I want to hear a very clear definition of the point at which government will concede that the damage we're taking in the current pandemic by following the approved policies exceeds the damage we would otherwise take and I want to have confidence that our decision-makers are sufficiently hard-boiled to make the right choices when that point is reached. I don't believe that the current administration, or any other available alternative, will provide either.
Rishi Sunak knows the dangers, but his party has embraced a destructive economic illiteracywww.telegraph.co.uk
I think the Tories are currently in the middle of a massive misjudgement/collapse of leadership:
The Conservatives will lose their new voters if all they can offer is lavish public spending promiseswww.telegraph.co.uk
I hear you on this and I've noted that others whose views I often share on other matters feel the same. To some extent, it reminds me of the war weary public mood in 1945, which saw Attlee elected rather than Churchill, despite victory in a situation much more clear cut than now. Nor did it stop a million books and websites since picking open every decision made in that war, all with the benefit of hindsight.
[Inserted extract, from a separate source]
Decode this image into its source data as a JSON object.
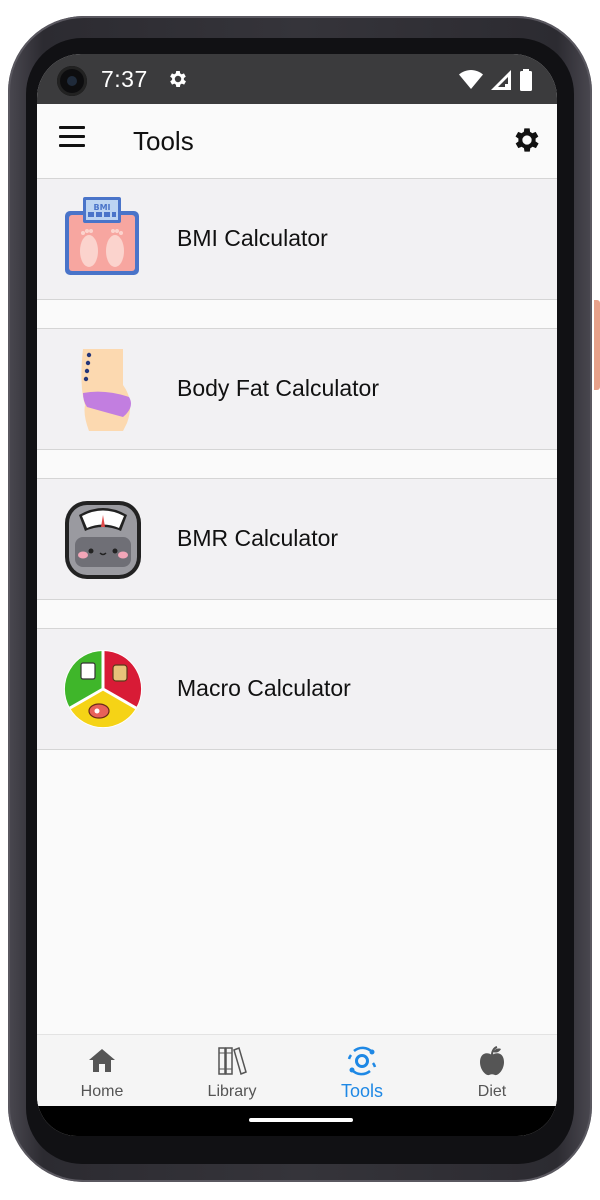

In some ways though, this situation is even harder on the Government, since there are two diametrically opposed positions, each with strong partisanship in one of the World's most open liberal democracies. Neither position is entirely right or wrong and the situation is evolving constantly. Team Boris has to chart an extremely difficult path between them with no obvious alternatives. Earning much of our living through being an international hub state also makes virus control even harder.
To push for one direction or another is a luxury open to her Majesty's loyal opposition, the media and each of us as individuals, but not to the sitting Government, which must try to the best of its ability to be all things to all men. Strategically, we are probably doing OK. I fully agree tactical mistakes have been made, as they are in war. But again history teaches that whilst hard-line positions often confer an early advantage, they don't always win in the end. Often because the opponent learns from them and improves on them. We will do likewise.
So, my view is that it is little use simply blaming HMG for this, we need to tough it out, do our bit and accept that there are no easy answers, mistakes will be made but we will get through it.